Il Consiglio dei Ministri ha prorogato di 12 mesi lo stato d'emergenza legato agli eccezionali eventi meteorologici che nel settembre e nell'ottobre 2024 hanno colpito duramente il territorio savonese e la città metropolitana di Genova, stanziando ulteriori 15,6 milioni di euro per la prosecuzione degli interventi di messa in sicurezza e ripristino.
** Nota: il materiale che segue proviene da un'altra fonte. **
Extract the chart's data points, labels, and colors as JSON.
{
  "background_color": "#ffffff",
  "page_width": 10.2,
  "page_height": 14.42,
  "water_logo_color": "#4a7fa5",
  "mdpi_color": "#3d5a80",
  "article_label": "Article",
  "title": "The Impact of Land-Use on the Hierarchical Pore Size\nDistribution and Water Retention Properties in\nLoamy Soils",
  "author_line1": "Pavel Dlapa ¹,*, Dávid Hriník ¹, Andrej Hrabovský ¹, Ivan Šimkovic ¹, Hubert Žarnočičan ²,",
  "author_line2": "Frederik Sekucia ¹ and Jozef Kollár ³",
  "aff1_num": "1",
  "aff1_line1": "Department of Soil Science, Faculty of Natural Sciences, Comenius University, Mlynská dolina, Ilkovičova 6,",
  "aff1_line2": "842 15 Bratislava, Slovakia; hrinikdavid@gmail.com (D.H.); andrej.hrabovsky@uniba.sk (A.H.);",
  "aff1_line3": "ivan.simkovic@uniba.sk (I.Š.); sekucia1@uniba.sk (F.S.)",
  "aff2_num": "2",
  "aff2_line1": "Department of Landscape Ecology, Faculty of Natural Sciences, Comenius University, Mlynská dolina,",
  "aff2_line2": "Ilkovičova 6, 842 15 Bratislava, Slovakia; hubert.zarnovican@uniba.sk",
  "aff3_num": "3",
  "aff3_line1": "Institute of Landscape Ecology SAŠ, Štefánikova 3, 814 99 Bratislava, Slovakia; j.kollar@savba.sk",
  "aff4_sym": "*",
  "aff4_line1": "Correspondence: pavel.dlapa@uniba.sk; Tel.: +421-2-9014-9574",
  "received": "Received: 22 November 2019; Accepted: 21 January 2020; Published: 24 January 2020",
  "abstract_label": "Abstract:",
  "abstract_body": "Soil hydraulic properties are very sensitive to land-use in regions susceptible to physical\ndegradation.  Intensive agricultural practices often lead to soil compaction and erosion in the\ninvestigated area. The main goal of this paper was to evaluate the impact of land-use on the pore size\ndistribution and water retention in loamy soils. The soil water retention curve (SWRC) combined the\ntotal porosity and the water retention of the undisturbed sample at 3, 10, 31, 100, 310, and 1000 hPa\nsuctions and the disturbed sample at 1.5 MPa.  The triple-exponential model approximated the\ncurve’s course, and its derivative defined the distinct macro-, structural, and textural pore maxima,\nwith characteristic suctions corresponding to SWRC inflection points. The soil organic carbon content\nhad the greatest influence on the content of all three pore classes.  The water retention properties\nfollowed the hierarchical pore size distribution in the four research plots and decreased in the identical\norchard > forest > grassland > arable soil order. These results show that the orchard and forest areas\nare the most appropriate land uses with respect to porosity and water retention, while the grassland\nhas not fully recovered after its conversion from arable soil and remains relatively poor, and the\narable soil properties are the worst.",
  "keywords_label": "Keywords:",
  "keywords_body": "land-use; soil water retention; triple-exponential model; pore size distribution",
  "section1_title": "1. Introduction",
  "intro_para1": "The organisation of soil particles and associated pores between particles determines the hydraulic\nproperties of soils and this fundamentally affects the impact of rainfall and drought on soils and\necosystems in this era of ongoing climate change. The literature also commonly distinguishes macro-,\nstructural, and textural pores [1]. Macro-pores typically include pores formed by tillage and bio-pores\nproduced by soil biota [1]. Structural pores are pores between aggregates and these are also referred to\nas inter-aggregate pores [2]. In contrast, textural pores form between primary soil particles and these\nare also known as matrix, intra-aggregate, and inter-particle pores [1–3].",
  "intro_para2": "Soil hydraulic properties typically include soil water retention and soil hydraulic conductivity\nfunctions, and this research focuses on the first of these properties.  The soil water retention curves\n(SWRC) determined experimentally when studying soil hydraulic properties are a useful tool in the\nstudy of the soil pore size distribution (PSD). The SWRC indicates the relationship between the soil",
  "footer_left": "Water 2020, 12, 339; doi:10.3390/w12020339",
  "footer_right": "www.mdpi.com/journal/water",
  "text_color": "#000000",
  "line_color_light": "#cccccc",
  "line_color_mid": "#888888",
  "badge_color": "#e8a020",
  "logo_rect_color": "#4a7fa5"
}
Il provvedimento, approvato su proposta del Ministro per la protezione civile Nello Musumeci, riguarda nello specifico le alluvioni e i fenomeni atmosferici estremi che si sono verificato nei giorni 5-8 settembre 2024 nel Comune di Albenga, nonché quelli del 16, 17, 26 e 27 ottobre 2024 che interessarono la provincia di Savona nella sua interezza insieme all'area metropolitana genovese.
La proroga riconosce implicitamente che le esigenze di recupero del territorio non si esauriscono nel breve periodo: a distanza di quasi un anno e mezzo dagli eventi, i lavori di ripristino richiedono ancora risorse e tempo. I fondi aggiuntivi andranno a finanziare gli interventi già avviati, consentendo alle amministrazioni locali coinvolte di portarli a completamento senza soluzione di continuità.
Gli eventi causarono movimenti franosi, esondazioni, allagamenti e gravi danneggiamenti alle infrastrutture viarie, a edifici pubblici e privati, nonché alle attività produttive, con problemi e segni particolarmente impattanti nella Piana albenganese e in Valbormida.